その新兵器とは、「彩虹T-4(Caihong-T4/CH-T4)」と呼ばれる軍用ドローン(無人機)。一見すると巨大な単葉機のように見えるが、翼幅はボーイング737より長いという。しかし重量はわずか400kg~500kgと超軽量で、機体はカーボンファイバーやプラスチックでできているという。飛行高度は約2万kmで、最高速度は時速200kmにもなる。驚くのは航続距離で、現状で数ヶ月間、将来的には1年以上も飛び続けることが可能だという。それを可能としているのは、動力に太陽光エネルギーを使用しているからだ。雲の上を飛ぶので、故障さえしなければ、延々と飛び続けることができる。
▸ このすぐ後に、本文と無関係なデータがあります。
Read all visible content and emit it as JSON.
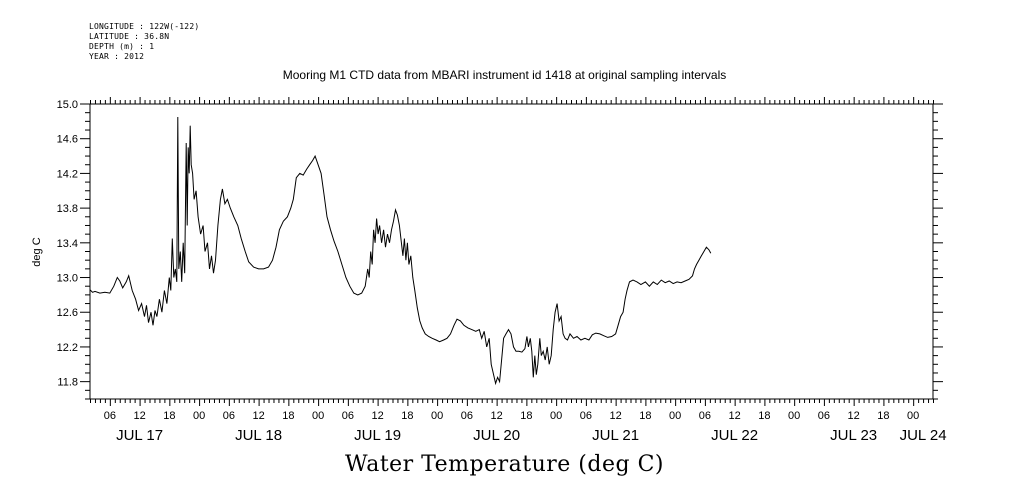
{
  "metadata": {
    "longitude": "LONGITUDE : 122W(-122)",
    "latitude": "LATITUDE : 36.8N",
    "depth": "DEPTH (m) : 1",
    "year": "YEAR : 2012"
  },
  "chart_data": {
    "type": "line",
    "title": "Mooring M1 CTD data from MBARI instrument id 1418 at original sampling intervals",
    "bottom_title": "Water Temperature (deg C)",
    "ylabel": "deg C",
    "xlabel": "",
    "ylim": [
      11.6,
      15.0
    ],
    "yticks": [
      "15.0",
      "14.6",
      "14.2",
      "13.8",
      "13.4",
      "13.0",
      "12.6",
      "12.2",
      "11.8"
    ],
    "xlim_hours": [
      0,
      170
    ],
    "xtick_labels": [
      {
        "h": 4,
        "label": "06"
      },
      {
        "h": 10,
        "label": "12"
      },
      {
        "h": 16,
        "label": "18"
      },
      {
        "h": 22,
        "label": "00"
      },
      {
        "h": 28,
        "label": "06"
      },
      {
        "h": 34,
        "label": "12"
      },
      {
        "h": 40,
        "label": "18"
      },
      {
        "h": 46,
        "label": "00"
      },
      {
        "h": 52,
        "label": "06"
      },
      {
        "h": 58,
        "label": "12"
      },
      {
        "h": 64,
        "label": "18"
      },
      {
        "h": 70,
        "label": "00"
      },
      {
        "h": 76,
        "label": "06"
      },
      {
        "h": 82,
        "label": "12"
      },
      {
        "h": 88,
        "label": "18"
      },
      {
        "h": 94,
        "label": "00"
      },
      {
        "h": 100,
        "label": "06"
      },
      {
        "h": 106,
        "label": "12"
      },
      {
        "h": 112,
        "label": "18"
      },
      {
        "h": 118,
        "label": "00"
      },
      {
        "h": 124,
        "label": "06"
      },
      {
        "h": 130,
        "label": "12"
      },
      {
        "h": 136,
        "label": "18"
      },
      {
        "h": 142,
        "label": "00"
      },
      {
        "h": 148,
        "label": "06"
      },
      {
        "h": 154,
        "label": "12"
      },
      {
        "h": 160,
        "label": "18"
      },
      {
        "h": 166,
        "label": "00"
      }
    ],
    "date_labels": [
      {
        "h": 10,
        "label": "JUL 17"
      },
      {
        "h": 34,
        "label": "JUL 18"
      },
      {
        "h": 58,
        "label": "JUL 19"
      },
      {
        "h": 82,
        "label": "JUL 20"
      },
      {
        "h": 106,
        "label": "JUL 21"
      },
      {
        "h": 130,
        "label": "JUL 22"
      },
      {
        "h": 154,
        "label": "JUL 23"
      },
      {
        "h": 168,
        "label": "JUL 24"
      }
    ],
    "series": [
      {
        "values_hours_degC": [
          [
            0,
            12.86
          ],
          [
            0.5,
            12.83
          ],
          [
            1,
            12.84
          ],
          [
            2,
            12.82
          ],
          [
            3,
            12.83
          ],
          [
            4,
            12.82
          ],
          [
            4.8,
            12.9
          ],
          [
            5.5,
            13.0
          ],
          [
            6,
            12.96
          ],
          [
            6.6,
            12.88
          ],
          [
            7.3,
            12.95
          ],
          [
            7.8,
            13.02
          ],
          [
            8.5,
            12.85
          ],
          [
            9.2,
            12.75
          ],
          [
            9.8,
            12.62
          ],
          [
            10.4,
            12.7
          ],
          [
            11,
            12.55
          ],
          [
            11.4,
            12.68
          ],
          [
            11.8,
            12.48
          ],
          [
            12.3,
            12.6
          ],
          [
            12.7,
            12.45
          ],
          [
            13.1,
            12.62
          ],
          [
            13.5,
            12.55
          ],
          [
            14,
            12.75
          ],
          [
            14.5,
            12.6
          ],
          [
            15,
            12.85
          ],
          [
            15.5,
            12.7
          ],
          [
            16,
            13.0
          ],
          [
            16.3,
            12.85
          ],
          [
            16.6,
            13.45
          ],
          [
            16.9,
            13.0
          ],
          [
            17.2,
            13.1
          ],
          [
            17.5,
            12.95
          ],
          [
            17.7,
            14.85
          ],
          [
            17.9,
            13.1
          ],
          [
            18.2,
            13.3
          ],
          [
            18.5,
            12.95
          ],
          [
            18.8,
            13.4
          ],
          [
            19.1,
            13.05
          ],
          [
            19.4,
            14.55
          ],
          [
            19.6,
            13.6
          ],
          [
            19.8,
            14.5
          ],
          [
            20,
            14.2
          ],
          [
            20.2,
            14.75
          ],
          [
            20.4,
            14.3
          ],
          [
            20.7,
            14.2
          ],
          [
            21,
            13.9
          ],
          [
            21.4,
            14.0
          ],
          [
            21.8,
            13.7
          ],
          [
            22.3,
            13.5
          ],
          [
            22.8,
            13.6
          ],
          [
            23.2,
            13.3
          ],
          [
            23.7,
            13.4
          ],
          [
            24.1,
            13.1
          ],
          [
            24.5,
            13.25
          ],
          [
            24.9,
            13.05
          ],
          [
            25.3,
            13.2
          ],
          [
            25.8,
            13.6
          ],
          [
            26.3,
            13.9
          ],
          [
            26.7,
            14.02
          ],
          [
            27.2,
            13.85
          ],
          [
            27.7,
            13.9
          ],
          [
            28.3,
            13.8
          ],
          [
            29,
            13.7
          ],
          [
            29.8,
            13.6
          ],
          [
            30.5,
            13.45
          ],
          [
            31.3,
            13.3
          ],
          [
            32,
            13.18
          ],
          [
            33,
            13.12
          ],
          [
            34,
            13.1
          ],
          [
            35,
            13.1
          ],
          [
            36,
            13.12
          ],
          [
            36.8,
            13.2
          ],
          [
            37.5,
            13.35
          ],
          [
            38.2,
            13.55
          ],
          [
            39,
            13.65
          ],
          [
            39.8,
            13.7
          ],
          [
            40.5,
            13.8
          ],
          [
            41,
            13.9
          ],
          [
            41.6,
            14.15
          ],
          [
            42.3,
            14.2
          ],
          [
            43,
            14.18
          ],
          [
            43.7,
            14.25
          ],
          [
            44.3,
            14.3
          ],
          [
            44.9,
            14.35
          ],
          [
            45.4,
            14.4
          ],
          [
            46,
            14.3
          ],
          [
            46.6,
            14.2
          ],
          [
            47.2,
            13.95
          ],
          [
            47.8,
            13.7
          ],
          [
            48.5,
            13.55
          ],
          [
            49.2,
            13.42
          ],
          [
            50,
            13.3
          ],
          [
            50.8,
            13.15
          ],
          [
            51.6,
            13.0
          ],
          [
            52.4,
            12.9
          ],
          [
            53.2,
            12.82
          ],
          [
            54,
            12.8
          ],
          [
            54.8,
            12.82
          ],
          [
            55.5,
            12.9
          ],
          [
            56,
            13.1
          ],
          [
            56.3,
            13.0
          ],
          [
            56.6,
            13.3
          ],
          [
            56.9,
            13.15
          ],
          [
            57.2,
            13.55
          ],
          [
            57.5,
            13.4
          ],
          [
            57.8,
            13.68
          ],
          [
            58.1,
            13.5
          ],
          [
            58.4,
            13.6
          ],
          [
            58.8,
            13.4
          ],
          [
            59.2,
            13.55
          ],
          [
            59.6,
            13.35
          ],
          [
            60,
            13.5
          ],
          [
            60.4,
            13.4
          ],
          [
            60.8,
            13.55
          ],
          [
            61.2,
            13.65
          ],
          [
            61.6,
            13.78
          ],
          [
            62,
            13.72
          ],
          [
            62.4,
            13.6
          ],
          [
            62.8,
            13.4
          ],
          [
            63.1,
            13.25
          ],
          [
            63.4,
            13.45
          ],
          [
            63.7,
            13.2
          ],
          [
            64,
            13.4
          ],
          [
            64.3,
            13.15
          ],
          [
            64.7,
            13.25
          ],
          [
            65.1,
            13.0
          ],
          [
            65.5,
            12.85
          ],
          [
            66,
            12.65
          ],
          [
            66.5,
            12.5
          ],
          [
            67,
            12.42
          ],
          [
            67.6,
            12.35
          ],
          [
            68.3,
            12.32
          ],
          [
            69,
            12.3
          ],
          [
            69.8,
            12.28
          ],
          [
            70.5,
            12.26
          ],
          [
            71.3,
            12.28
          ],
          [
            72,
            12.3
          ],
          [
            72.7,
            12.35
          ],
          [
            73.4,
            12.45
          ],
          [
            74,
            12.52
          ],
          [
            74.7,
            12.5
          ],
          [
            75.4,
            12.45
          ],
          [
            76.2,
            12.42
          ],
          [
            77,
            12.4
          ],
          [
            77.8,
            12.38
          ],
          [
            78.5,
            12.4
          ],
          [
            79,
            12.3
          ],
          [
            79.5,
            12.38
          ],
          [
            80,
            12.2
          ],
          [
            80.5,
            12.3
          ],
          [
            80.9,
            12.0
          ],
          [
            81.3,
            11.9
          ],
          [
            81.8,
            11.78
          ],
          [
            82.2,
            11.85
          ],
          [
            82.6,
            11.8
          ],
          [
            83,
            12.05
          ],
          [
            83.4,
            12.3
          ],
          [
            83.9,
            12.35
          ],
          [
            84.4,
            12.4
          ],
          [
            84.9,
            12.35
          ],
          [
            85.4,
            12.2
          ],
          [
            85.9,
            12.15
          ],
          [
            86.5,
            12.15
          ],
          [
            87.1,
            12.14
          ],
          [
            87.7,
            12.18
          ],
          [
            88.1,
            12.32
          ],
          [
            88.4,
            12.2
          ],
          [
            88.8,
            12.3
          ],
          [
            89.1,
            12.15
          ],
          [
            89.4,
            11.85
          ],
          [
            89.7,
            12.1
          ],
          [
            90,
            11.88
          ],
          [
            90.3,
            12.0
          ],
          [
            90.7,
            12.3
          ],
          [
            91,
            12.1
          ],
          [
            91.4,
            12.15
          ],
          [
            91.8,
            12.05
          ],
          [
            92.2,
            12.2
          ],
          [
            92.6,
            12.0
          ],
          [
            93,
            12.1
          ],
          [
            93.4,
            12.4
          ],
          [
            93.8,
            12.6
          ],
          [
            94.2,
            12.7
          ],
          [
            94.6,
            12.5
          ],
          [
            95,
            12.55
          ],
          [
            95.4,
            12.35
          ],
          [
            95.8,
            12.3
          ],
          [
            96.3,
            12.28
          ],
          [
            96.8,
            12.35
          ],
          [
            97.5,
            12.3
          ],
          [
            98.2,
            12.32
          ],
          [
            99,
            12.28
          ],
          [
            99.8,
            12.3
          ],
          [
            100.6,
            12.28
          ],
          [
            101.3,
            12.34
          ],
          [
            102,
            12.36
          ],
          [
            102.8,
            12.35
          ],
          [
            103.6,
            12.33
          ],
          [
            104.4,
            12.31
          ],
          [
            105.2,
            12.32
          ],
          [
            106,
            12.35
          ],
          [
            106.5,
            12.45
          ],
          [
            107,
            12.55
          ],
          [
            107.5,
            12.6
          ],
          [
            107.9,
            12.75
          ],
          [
            108.3,
            12.85
          ],
          [
            108.8,
            12.95
          ],
          [
            109.5,
            12.97
          ],
          [
            110.3,
            12.95
          ],
          [
            111.1,
            12.92
          ],
          [
            112,
            12.95
          ],
          [
            112.8,
            12.9
          ],
          [
            113.6,
            12.95
          ],
          [
            114.4,
            12.92
          ],
          [
            115.2,
            12.97
          ],
          [
            116,
            12.94
          ],
          [
            116.8,
            12.96
          ],
          [
            117.6,
            12.93
          ],
          [
            118.4,
            12.95
          ],
          [
            119.2,
            12.94
          ],
          [
            120,
            12.96
          ],
          [
            120.8,
            12.98
          ],
          [
            121.5,
            13.02
          ],
          [
            121.9,
            13.1
          ],
          [
            122.3,
            13.15
          ],
          [
            122.8,
            13.2
          ],
          [
            123.3,
            13.25
          ],
          [
            123.8,
            13.3
          ],
          [
            124.3,
            13.35
          ],
          [
            124.8,
            13.32
          ],
          [
            125.2,
            13.28
          ]
        ]
      }
    ]
  }
}
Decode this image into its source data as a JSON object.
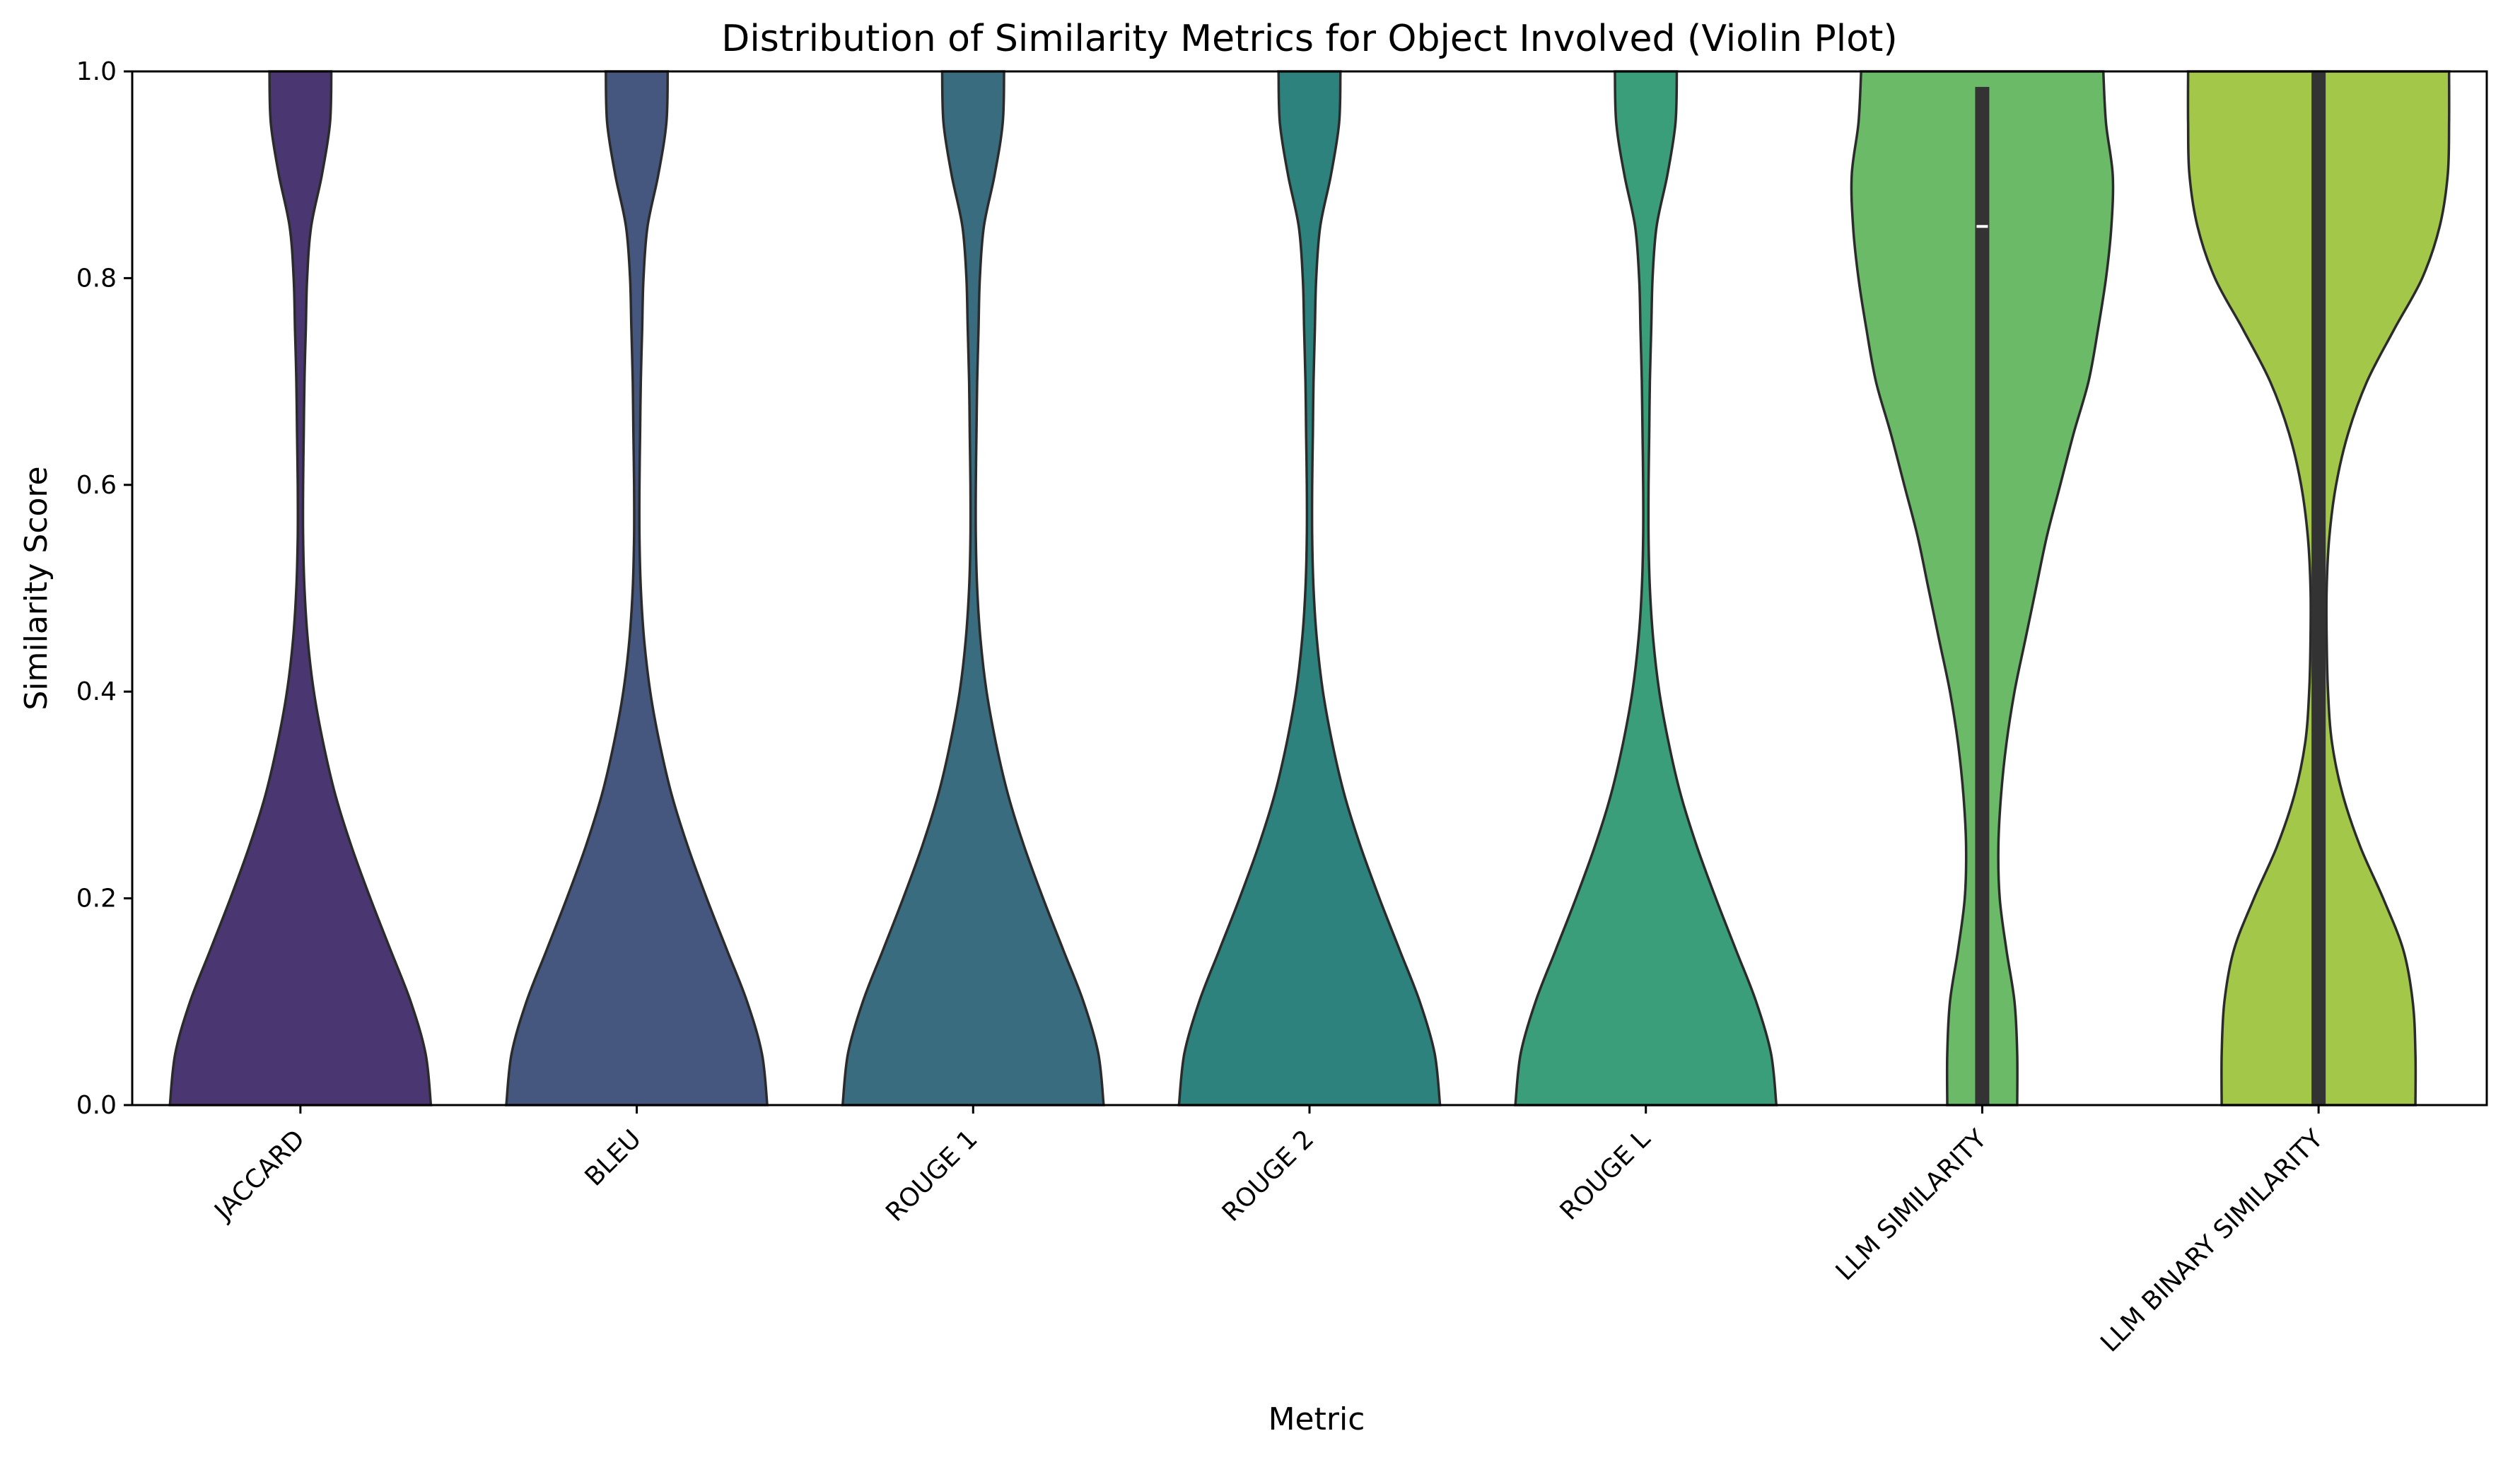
{
  "chart_data": {
    "type": "violin",
    "title": "Distribution of Similarity Metrics for Object Involved (Violin Plot)",
    "xlabel": "Metric",
    "ylabel": "Similarity Score",
    "ylim": [
      0,
      1
    ],
    "yticks": [
      "0.0",
      "0.2",
      "0.4",
      "0.6",
      "0.8",
      "1.0"
    ],
    "grid": false,
    "categories": [
      "JACCARD",
      "BLEU",
      "ROUGE 1",
      "ROUGE 2",
      "ROUGE L",
      "LLM SIMILARITY",
      "LLM BINARY SIMILARITY"
    ],
    "colors": [
      "#4a3670",
      "#45577f",
      "#3a6c80",
      "#2e827d",
      "#3b9e7a",
      "#6aba68",
      "#a2c749"
    ],
    "density_y": [
      0.0,
      0.05,
      0.1,
      0.15,
      0.2,
      0.25,
      0.3,
      0.35,
      0.4,
      0.45,
      0.5,
      0.55,
      0.6,
      0.65,
      0.7,
      0.75,
      0.8,
      0.85,
      0.9,
      0.95,
      1.0
    ],
    "violins": [
      {
        "name": "JACCARD",
        "halfwidth": [
          0.97,
          0.93,
          0.82,
          0.67,
          0.52,
          0.38,
          0.26,
          0.17,
          0.1,
          0.055,
          0.03,
          0.02,
          0.02,
          0.025,
          0.03,
          0.04,
          0.05,
          0.08,
          0.16,
          0.22,
          0.23
        ]
      },
      {
        "name": "BLEU",
        "halfwidth": [
          0.97,
          0.93,
          0.82,
          0.67,
          0.52,
          0.38,
          0.26,
          0.17,
          0.1,
          0.055,
          0.03,
          0.02,
          0.02,
          0.025,
          0.03,
          0.04,
          0.05,
          0.08,
          0.16,
          0.22,
          0.23
        ]
      },
      {
        "name": "ROUGE 1",
        "halfwidth": [
          0.97,
          0.93,
          0.82,
          0.67,
          0.52,
          0.38,
          0.26,
          0.17,
          0.1,
          0.055,
          0.03,
          0.02,
          0.02,
          0.025,
          0.03,
          0.04,
          0.05,
          0.08,
          0.16,
          0.22,
          0.23
        ]
      },
      {
        "name": "ROUGE 2",
        "halfwidth": [
          0.97,
          0.93,
          0.82,
          0.67,
          0.52,
          0.38,
          0.26,
          0.17,
          0.1,
          0.055,
          0.03,
          0.02,
          0.02,
          0.025,
          0.03,
          0.04,
          0.05,
          0.08,
          0.16,
          0.22,
          0.23
        ]
      },
      {
        "name": "ROUGE L",
        "halfwidth": [
          0.97,
          0.93,
          0.82,
          0.67,
          0.52,
          0.38,
          0.26,
          0.17,
          0.1,
          0.055,
          0.03,
          0.02,
          0.02,
          0.025,
          0.03,
          0.04,
          0.05,
          0.08,
          0.16,
          0.22,
          0.23
        ]
      },
      {
        "name": "LLM SIMILARITY",
        "halfwidth": [
          0.26,
          0.26,
          0.24,
          0.18,
          0.13,
          0.12,
          0.14,
          0.18,
          0.24,
          0.32,
          0.4,
          0.48,
          0.58,
          0.68,
          0.79,
          0.86,
          0.92,
          0.96,
          0.97,
          0.92,
          0.9
        ]
      },
      {
        "name": "LLM BINARY SIMILARITY",
        "halfwidth": [
          0.72,
          0.72,
          0.7,
          0.63,
          0.48,
          0.31,
          0.18,
          0.1,
          0.07,
          0.06,
          0.06,
          0.08,
          0.13,
          0.22,
          0.36,
          0.56,
          0.77,
          0.9,
          0.96,
          0.97,
          0.97
        ]
      }
    ],
    "boxes": [
      {
        "name": "LLM SIMILARITY",
        "q1": 0.0,
        "median": 0.85,
        "q3": 0.985
      },
      {
        "name": "LLM BINARY SIMILARITY",
        "q1": 0.0,
        "median": 1.0,
        "q3": 1.0
      }
    ]
  }
}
「ナショナル・インタレスト」では、この画期的なドローンは100万平方kmのエリアを監視することができるが、これがエジプトの面積に匹敵する広さだと指摘。例えば西太平洋で米空母の動きをリアルタイムで監視することも可能だとし、「空母キラー」と呼ばれる中国のミサイル「東風-21D(DF-21D)」、既存のレーダー網、人工衛星からの情報などミサイル・システムの一部に組み込むことで、驚異的な力を発揮するとしている。すなわち、彩虹T-4の出現で、中国はより正確に米空母を撃沈することが可能になったというわけだ。
米軍はこの新たな脅威の出現に対し、空母の運用を変えざるを得なくなっているという。また軍事衛星を打ち上げるよりはるかに安価に運用できることもあり、この軍用ドローンの存在を相当、警戒しているようだ。米中で繰り広げられるハイテク兵器の開発競争はまだまだ続きそうだ。